Sin embargo, con el arribo de muchos reproductores desde Europa, esa tendencia empezó poco a poco a torcerse hasta hacer que a la hora de una anotación, el pedigree tenga un peso que antes no tenía en la decisión, ya sea entre muchos preparadores o entre los propietarios. Siempre habrá excepciones a la regla, y son inevitables, pero cuando las tendencias son firmes, se les debe prestar atención. 

A mano está el ejemplo de Super Saver (Mariah’s Mon), uno de los líderes entre los reproductores que debutaron en 2021y que cuenta con 18 crías ya ganadoras aquí, todas en la arena. Hubo, sí, algunos de sus hijos que también mostraron habilidad en la grama, pero no darle entidad a semejante estadística sería irracional. Lindavelesolta fue segunda en G1 en la cancha principal de San Isidro, pero su gran triunfo lo logró en la tierra porteña, cuando se quedó con el Estrellas Juvenile Fillies (G1)

Volviendo al análisis genético de los ganadores de cada uno de los turnos que integraron el mitín internacional del sábado en el Hipódromo de San Isidro, privaron los genes pasteros, principalmente a través de Village King y Zillion Stars, ganadores de los grandes premios Carlos Pellegrini (G1) y Joaquín S. de Anchorena (G1) e hijos de Campanologist y Cityscape.

Hijo de Kingmano, un Mr. Prospector de notable campaña en la grama, Campanologist fue un excelente fondista en el verde, y no puede asombrar a nadie que sus dos mejores crías aquí hayan «seguido sus pasos». Village King, por su puesto, es su puntal, pero también Tiger Feet ganó G1 en la milla y media, quedándose con el Gran Premio General San Martín (G1) de 2018, sobre el césped de Palermo.

Lo de Cityscape es todavía más marcado, coronando de la mejor manera la temporada en la que ganó en confiabilidad y en la que volvió al país para servir en Chenaut, después de una breve ausencia. En la estadística de padrillos general, el alazán está cuarto, pero cuando se la «corta» sólo en el césped, está primero cómodo, con una cosecha fenomenal sobre esa superficie en 2021, que además lo vio ganar el Gran Premio Jockey Club (G1) con Zodiacal, el hermano entero de Zillion Stars.

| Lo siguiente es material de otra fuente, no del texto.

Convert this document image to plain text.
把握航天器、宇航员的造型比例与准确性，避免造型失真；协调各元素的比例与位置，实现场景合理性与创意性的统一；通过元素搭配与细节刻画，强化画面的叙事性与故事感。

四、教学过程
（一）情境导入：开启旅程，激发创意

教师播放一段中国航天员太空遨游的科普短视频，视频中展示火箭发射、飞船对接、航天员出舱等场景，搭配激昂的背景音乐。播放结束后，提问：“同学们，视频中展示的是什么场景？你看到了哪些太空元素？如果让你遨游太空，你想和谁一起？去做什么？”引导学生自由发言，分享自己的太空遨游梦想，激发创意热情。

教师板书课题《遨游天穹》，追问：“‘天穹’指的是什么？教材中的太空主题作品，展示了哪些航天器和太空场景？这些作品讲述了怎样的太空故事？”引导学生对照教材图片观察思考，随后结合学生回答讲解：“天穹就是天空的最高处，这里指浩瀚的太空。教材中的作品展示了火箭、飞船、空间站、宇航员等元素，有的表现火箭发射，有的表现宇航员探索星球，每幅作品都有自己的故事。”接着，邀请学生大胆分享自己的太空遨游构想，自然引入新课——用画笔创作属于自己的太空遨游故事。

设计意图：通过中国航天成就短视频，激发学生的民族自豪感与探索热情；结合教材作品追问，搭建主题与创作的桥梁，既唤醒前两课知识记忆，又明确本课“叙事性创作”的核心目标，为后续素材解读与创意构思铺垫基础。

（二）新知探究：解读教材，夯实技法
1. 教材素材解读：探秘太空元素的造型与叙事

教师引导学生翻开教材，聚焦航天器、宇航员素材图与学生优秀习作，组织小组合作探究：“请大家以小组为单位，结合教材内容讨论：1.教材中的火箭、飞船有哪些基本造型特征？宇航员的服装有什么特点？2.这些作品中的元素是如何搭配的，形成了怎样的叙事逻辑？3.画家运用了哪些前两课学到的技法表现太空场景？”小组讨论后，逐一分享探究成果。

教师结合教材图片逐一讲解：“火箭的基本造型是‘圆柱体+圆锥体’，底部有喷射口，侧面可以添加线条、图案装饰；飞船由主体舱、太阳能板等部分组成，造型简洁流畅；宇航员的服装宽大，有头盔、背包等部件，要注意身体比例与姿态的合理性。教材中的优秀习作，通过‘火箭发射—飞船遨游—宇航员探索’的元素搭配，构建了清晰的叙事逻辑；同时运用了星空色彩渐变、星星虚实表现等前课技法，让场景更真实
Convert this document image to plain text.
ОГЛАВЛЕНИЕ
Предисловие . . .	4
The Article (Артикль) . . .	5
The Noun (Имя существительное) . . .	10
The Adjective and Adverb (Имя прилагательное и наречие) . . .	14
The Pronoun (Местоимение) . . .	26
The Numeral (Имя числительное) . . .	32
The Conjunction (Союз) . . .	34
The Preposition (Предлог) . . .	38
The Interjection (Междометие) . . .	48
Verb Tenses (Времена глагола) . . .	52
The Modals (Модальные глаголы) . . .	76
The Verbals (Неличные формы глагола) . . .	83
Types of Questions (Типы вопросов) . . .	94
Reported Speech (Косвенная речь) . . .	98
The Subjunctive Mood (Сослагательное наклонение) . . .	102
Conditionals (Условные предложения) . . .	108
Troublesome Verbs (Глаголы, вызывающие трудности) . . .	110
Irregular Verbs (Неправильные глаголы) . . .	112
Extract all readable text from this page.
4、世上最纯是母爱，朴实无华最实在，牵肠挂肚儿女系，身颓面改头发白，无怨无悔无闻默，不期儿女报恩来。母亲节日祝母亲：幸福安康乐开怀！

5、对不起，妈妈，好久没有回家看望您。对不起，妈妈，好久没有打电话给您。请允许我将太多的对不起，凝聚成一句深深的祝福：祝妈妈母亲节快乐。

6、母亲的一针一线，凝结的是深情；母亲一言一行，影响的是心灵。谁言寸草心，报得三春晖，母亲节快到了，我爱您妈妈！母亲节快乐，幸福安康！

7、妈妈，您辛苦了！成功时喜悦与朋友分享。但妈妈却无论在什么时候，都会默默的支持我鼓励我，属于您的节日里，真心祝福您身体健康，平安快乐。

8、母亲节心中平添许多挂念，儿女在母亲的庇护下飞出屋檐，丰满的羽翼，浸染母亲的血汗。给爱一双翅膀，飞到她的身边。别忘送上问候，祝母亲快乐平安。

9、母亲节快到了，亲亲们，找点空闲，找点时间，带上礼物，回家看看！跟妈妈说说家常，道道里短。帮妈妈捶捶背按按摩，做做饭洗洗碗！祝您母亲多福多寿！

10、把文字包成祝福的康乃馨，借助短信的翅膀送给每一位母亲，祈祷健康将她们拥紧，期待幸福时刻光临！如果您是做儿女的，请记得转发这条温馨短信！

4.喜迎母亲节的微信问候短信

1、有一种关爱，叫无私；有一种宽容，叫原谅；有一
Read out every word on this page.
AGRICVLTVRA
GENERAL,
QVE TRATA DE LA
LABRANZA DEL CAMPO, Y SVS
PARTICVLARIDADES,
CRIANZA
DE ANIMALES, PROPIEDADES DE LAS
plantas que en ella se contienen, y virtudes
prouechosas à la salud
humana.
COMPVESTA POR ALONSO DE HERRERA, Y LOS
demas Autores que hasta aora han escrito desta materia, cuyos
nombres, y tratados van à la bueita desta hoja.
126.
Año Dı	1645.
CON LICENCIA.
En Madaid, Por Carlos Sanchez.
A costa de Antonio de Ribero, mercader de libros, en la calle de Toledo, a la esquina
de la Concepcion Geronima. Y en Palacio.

El caso de Orpen quizás sea «algo» más abierto, aunque «genéticamente» es un caballo de césped. El extrañado padrillo que trabajó por tantos años en Carampangue tuvo con Didia en el Gran Premio Copa de Plata (G1) a otra cría formidable en el final de la temporada. Ayudado por una línea materna «más americana», el zaino siempre se lució en ambos terrenos con sus productos.

Y queda mencionar a Le Blues, que en la misma cancha donde fue segundo en el Gran Premio Jockey Club (G1), vio coronarse como el mejor sprinter del pais en el Gran Premio Félix de Alzaga Unzué (G1) a Luthier Blues, que muestra la misma dualidad de rendimiento de su padre, por Roman Ruler, «mandamás» en general en cancha de arena, pues antes había prevalecido en el Gran Premio Maipú (G1) de Palermo.